In comparison, the researchers also collected lice from patients on Borneo, an island where permethrin is rarely used to kill lice. The Bornean lice were quickly killed by permethrin.
The findings, which appear in the September issue of the Archives of Pediatric and Adolescent Medicine, have implications for the treatment of lice in the United States. Typically, if over-the-counter medication fails, patients seek prescription alternatives, many of which simply contain a higher level of permethrin.
"If you have head lice, and an over-the-counter medication containing permethrin doesn't solve your problem, then neither will a prescription for a higher dose," Mr. Pollack said in a written statement.
Alternatives to permethrin include other, more expensive insecticides containing lindane and malathion, both available only through prescription.
Concussions: Two or more concussions received while playing sports can weaken cognitive skills, according to a recently published study.
In addition, the researchers found that an athlete who sustains multiple concussions and has a learning disability suffers even worse long-term problems.
The findings were published in the Sept. 8 issue of The Journal of the American Medical Association. In a separate study in that issue, researchers say they found an estimated 63,000 cases of mild traumatic brain injury among high school varsity athletes, with football players accounting for more than 60 percent of the cases.
Mild traumatic brain injury, or concussion, is defined as traumatically induced alteration in mental status. It does not necessarily result in a loss of consciousness.
Michael W. Collins of the Henry Ford Health System, a medical center in Detroit, and his colleagues found poorer academic performance among those with learning disabilities and multiple concussions than in other groups. The researchers evaluated 393 football players from four universities between May 1997 and February of this year. They collected data on the players' academic and neurological histories.

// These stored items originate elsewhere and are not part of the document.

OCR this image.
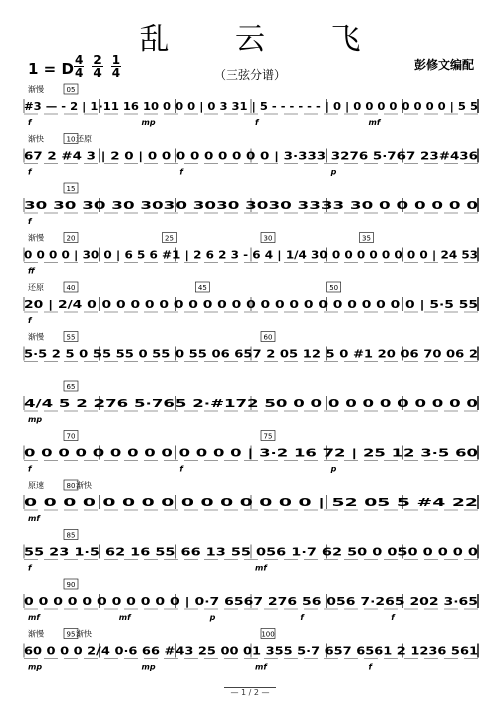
乱 云 飞
1 = D $\frac{4}{4} \frac{2}{4} \frac{1}{4}$	（三弦分谱）
彭修文编配
渐慢	05
#3 — - 2 | 1·11 16 10 0 0 0 | 0 3 31 | 5 - - - - - - | 0 | 0 0 0 0 0 0 0 0 | 5 5
f	mp	f	mf
渐快	还原
10
67 2 #4 3 | 2 0 | 0 0 0 0 0 0 0 0 0 | 3·333 3276 5·767 23#436
f	f	p
15
30 30 30 30 3030 3030 3030 3333 30 0 0 0 0 0 0
f
渐慢	20	25	30	35
0 0 0 0 | 30 0 | 6 5 6 #1 | 2 6 2 3 - 6 4 | 1/4 30 0 0 0 0 0 0 0 0 | 24 53
ff
还原	40	45	50
20 | 2/4 0 0 0 0 0 0 0 0 0 0 0 0 0 0 0 0 0 0 0 0 0 0 0 | 5·5 55
f
渐慢	55	60
5·5 2 5 0 55 55 0 55 0 55 06 657 2 05 12 5 0 #1 20 06 70 06 2
65
4/4 5 2 276 5·765 2·#172 50 0 0 0 0 0 0 0 0 0 0 0
mp
70	75
0 0 0 0 0 0 0 0 0 0 0 0 0 | 3·2 16 72 | 25 12 3·5 60
f	f	p
原速	渐快
80
0 0 0 0 0 0 0 0 0 0 0 0 0 0 0 | 52 05 5 #4 22
mf
85
55 23 1·5 62 16 55 66 13 55 056 1·7 62 50 0 050 0 0 0 0
f	mf
90
0 0 0 0 0 0 0 0 0 0 0 | 0·7 6567 276 56 056 7·265 202 3·65
mf	mf	p	f	f
渐慢	渐快
95	100
60 0 0 0 2/4 0·6 66 #43 25 00 01 355 5·7 657 6561 2 1236 561
mp	mp	mf	f
— 1 / 2 —
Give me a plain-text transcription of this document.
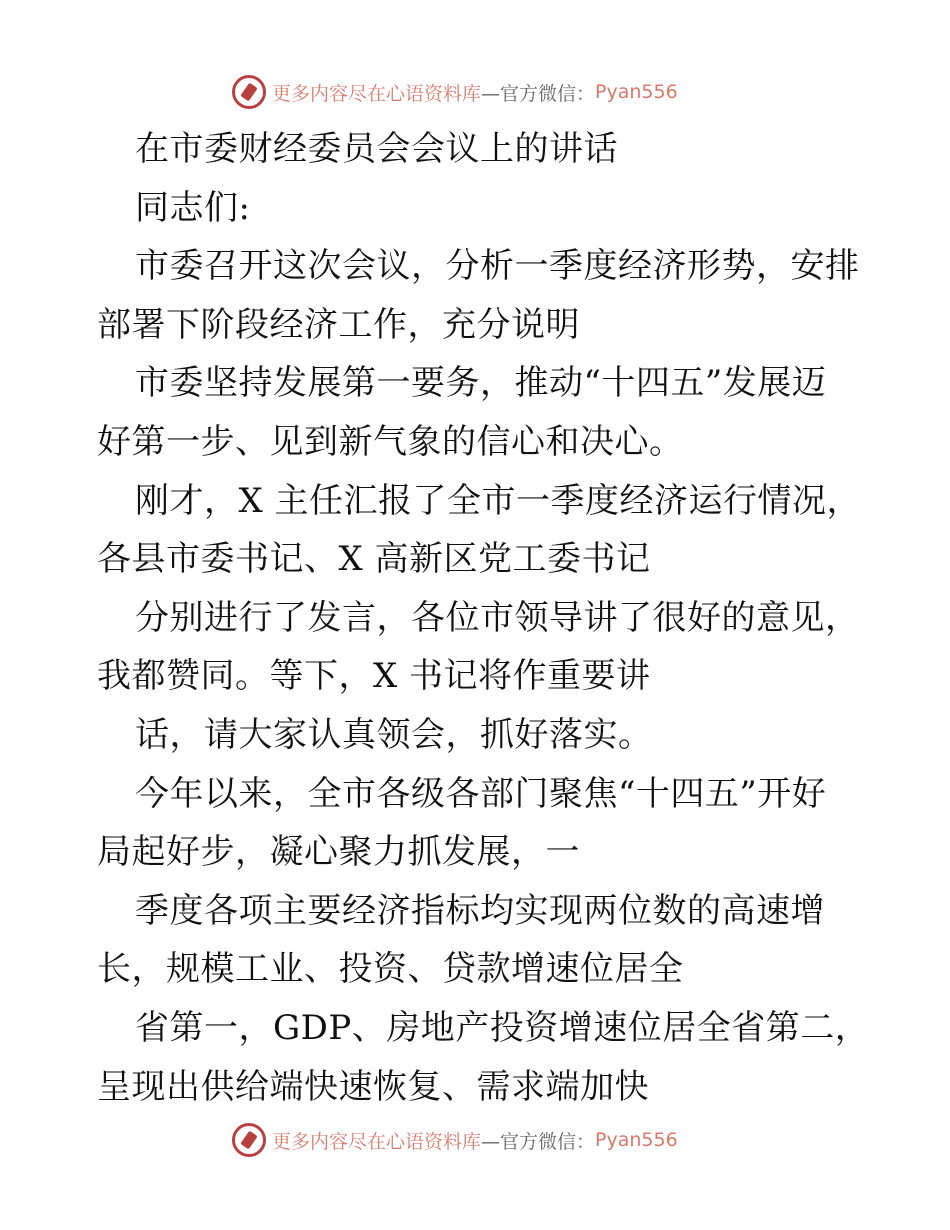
更多内容尽在心语资料库 —官方微信： Pyan556
在市委财经委员会会议上的讲话
同志们:
市委召开这次会议，分析一季度经济形势，安排
部署下阶段经济工作，充分说明
市委坚持发展第一要务，推动“十四五”发展迈
好第一步、见到新气象的信心和决心。
刚才，X 主任汇报了全市一季度经济运行情况，
各县市委书记、X 高新区党工委书记
分别进行了发言，各位市领导讲了很好的意见，
我都赞同。等下，X 书记将作重要讲
话，请大家认真领会，抓好落实。
今年以来，全市各级各部门聚焦“十四五”开好
局起好步，凝心聚力抓发展，一
季度各项主要经济指标均实现两位数的高速增
长，规模工业、投资、贷款增速位居全
省第一，GDP、房地产投资增速位居全省第二，
呈现出供给端快速恢复、需求端加快
更多内容尽在心语资料库 —官方微信： Pyan556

The prevalence of a learning disability--which was defined as difficulties in the acquisition and use of listening, writing, reading, reasoning, or mathematical ability--was 13.5 percent overall. Of those with no history of concussion, 10 percent had a diagnosed learning disability; of those who had experienced at least one concussion, 14.7 percent had a learning disability. Of those who had experienced multiple concussions, 19 percent had a learning disability.
"Despite high prevalence and potentially serious outcomes, research on the subject is lacking," the authors write.

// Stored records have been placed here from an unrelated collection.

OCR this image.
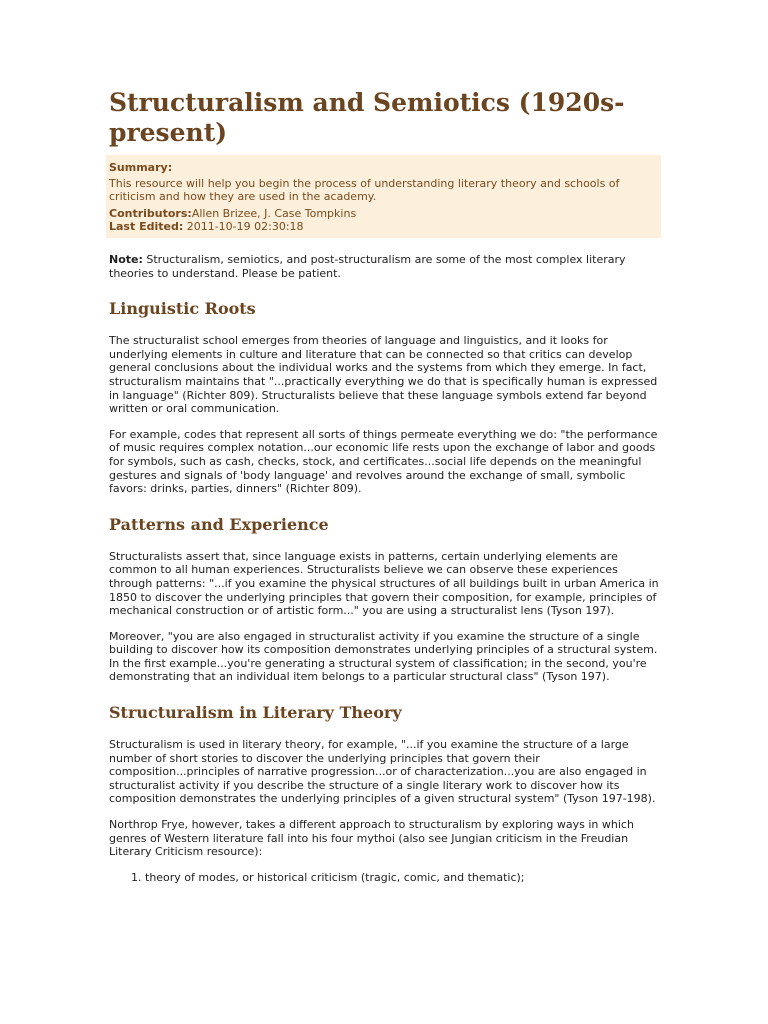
Structuralism and Semiotics (1920s-present)
Summary:
This resource will help you begin the process of understanding literary theory and schools of criticism and how they are used in the academy.
Contributors:Allen Brizee, J. Case Tompkins
Last Edited: 2011-10-19 02:30:18

Note: Structuralism, semiotics, and post-structuralism are some of the most complex literary theories to understand. Please be patient.

Linguistic Roots

The structuralist school emerges from theories of language and linguistics, and it looks for underlying elements in culture and literature that can be connected so that critics can develop general conclusions about the individual works and the systems from which they emerge. In fact, structuralism maintains that "...practically everything we do that is specifically human is expressed in language" (Richter 809). Structuralists believe that these language symbols extend far beyond written or oral communication.

For example, codes that represent all sorts of things permeate everything we do: "the performance of music requires complex notation...our economic life rests upon the exchange of labor and goods for symbols, such as cash, checks, stock, and certificates...social life depends on the meaningful gestures and signals of 'body language' and revolves around the exchange of small, symbolic favors: drinks, parties, dinners" (Richter 809).

Patterns and Experience

Structuralists assert that, since language exists in patterns, certain underlying elements are common to all human experiences. Structuralists believe we can observe these experiences through patterns: "...if you examine the physical structures of all buildings built in urban America in 1850 to discover the underlying principles that govern their composition, for example, principles of mechanical construction or of artistic form..." you are using a structuralist lens (Tyson 197).

Moreover, "you are also engaged in structuralist activity if you examine the structure of a single building to discover how its composition demonstrates underlying principles of a structural system. In the first example...you're generating a structural system of classification; in the second, you're demonstrating that an individual item belongs to a particular structural class" (Tyson 197).

Structuralism in Literary Theory

Structuralism is used in literary theory, for example, "...if you examine the structure of a large number of short stories to discover the underlying principles that govern their composition...principles of narrative progression...or of characterization...you are also engaged in structuralist activity if you describe the structure of a single literary work to discover how its composition demonstrates the underlying principles of a given structural system" (Tyson 197-198).

Northrop Frye, however, takes a different approach to structuralism by exploring ways in which genres of Western literature fall into his four mythoi (also see Jungian criticism in the Freudian Literary Criticism resource):

1. theory of modes, or historical criticism (tragic, comic, and thematic);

In the second study, researcher John W. Powell examined the frequency patterns for concussions among boys and girls in football, soccer, basketball, softball, baseball, field hockey, volleyball, and wrestling. The study at 235 high schools between the 1995-96 and 1996-97 school years found that there were incidences of concussion in each of the sports.
Violence Study: Real-life exposure to violence, lack of parental monitoring, and television viewing all have a significant impact on a child's behavior, a new report says.

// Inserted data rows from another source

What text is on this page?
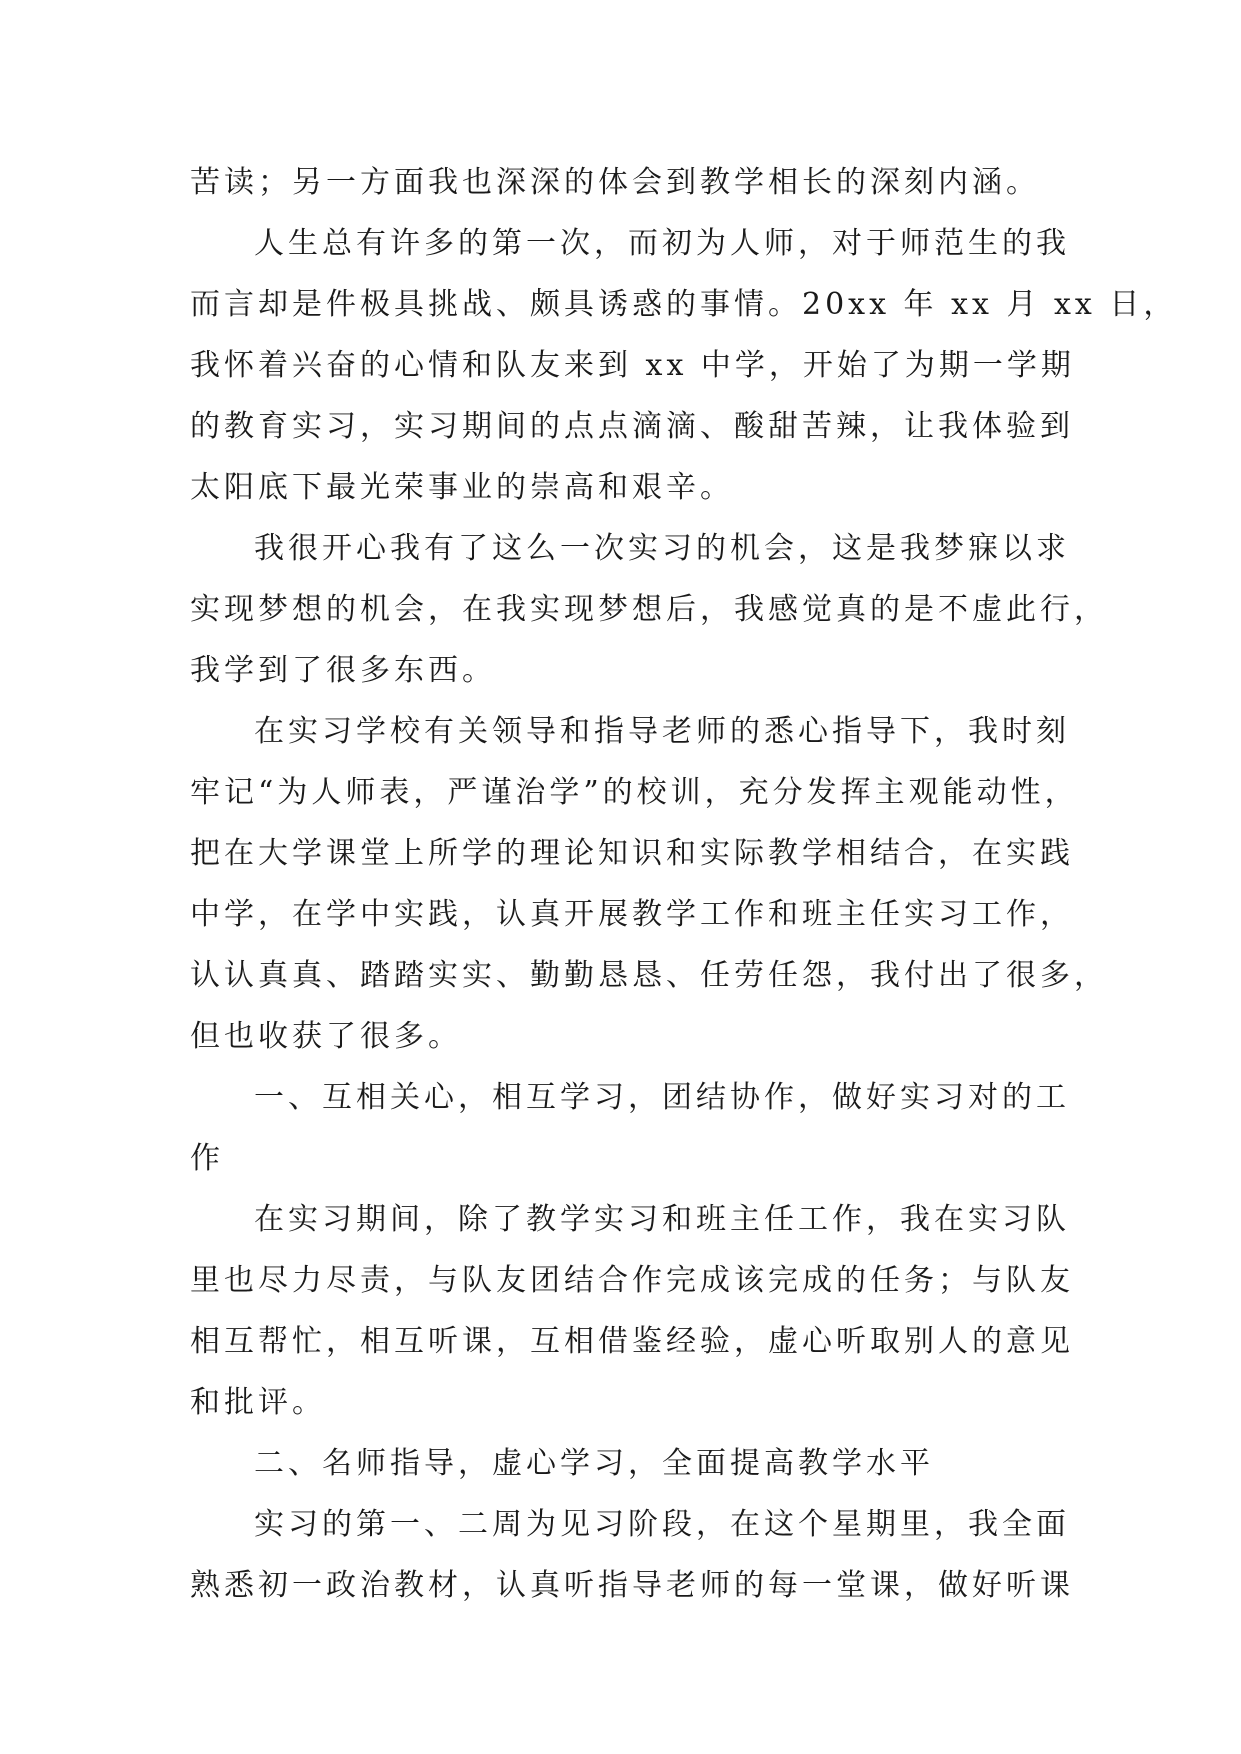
苦读；另一方面我也深深的体会到教学相长的深刻内涵。
人生总有许多的第一次，而初为人师，对于师范生的我
而言却是件极具挑战、颇具诱惑的事情。20xx 年 xx 月 xx 日，
我怀着兴奋的心情和队友来到 xx 中学，开始了为期一学期
的教育实习，实习期间的点点滴滴、酸甜苦辣，让我体验到
太阳底下最光荣事业的崇高和艰辛。
我很开心我有了这么一次实习的机会，这是我梦寐以求
实现梦想的机会，在我实现梦想后，我感觉真的是不虚此行，
我学到了很多东西。
在实习学校有关领导和指导老师的悉心指导下，我时刻
牢记“为人师表，严谨治学”的校训，充分发挥主观能动性，
把在大学课堂上所学的理论知识和实际教学相结合，在实践
中学，在学中实践，认真开展教学工作和班主任实习工作，
认认真真、踏踏实实、勤勤恳恳、任劳任怨，我付出了很多，
但也收获了很多。
一、互相关心，相互学习，团结协作，做好实习对的工
作
在实习期间，除了教学实习和班主任工作，我在实习队
里也尽力尽责，与队友团结合作完成该完成的任务；与队友
相互帮忙，相互听课，互相借鉴经验，虚心听取别人的意见
和批评。
二、名师指导，虚心学习，全面提高教学水平
实习的第一、二周为见习阶段，在这个星期里，我全面
熟悉初一政治教材，认真听指导老师的每一堂课，做好听课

Researchers at Case Western Reserve University used an anonymous self- reporting questionnaire administered to 2,245 students in grades 3-8. The subjects ranged in age from 7 to 15, and 51 percent were boys. The breakdown by race was 57 percent white, 33 percent black, 5 percent Hispanic, and 4 percent "other." Percentages were rounded.
The students were asked a series of questions: whether they had experienced or witnessed an act of violence in the past year; whether they had had exposure as a victim or witness to violence at any time; to what degree parents were aware of the youngsters' daily activities and friends; how much television they watched per day; and how often they had engaged in a violent act during the past year.
The researchers found that the amount of exposure to violence and parental monitoring had the most influence on children's behaviors, with television viewing coming in a distant but significant third, said Mark I. Singer, the lead author and a professor of social work at Case Western in Cleveland.
"Our findings underscore the importance of parental monitoring of children because low parental monitoring was a primary contributor to children's reports of engaging in violent behavior," the authors write.
"Parents can do something to help their children behaviorally," Mr. Singer said last week.
The researchers' findings appear in this month's issue of Pediatrics.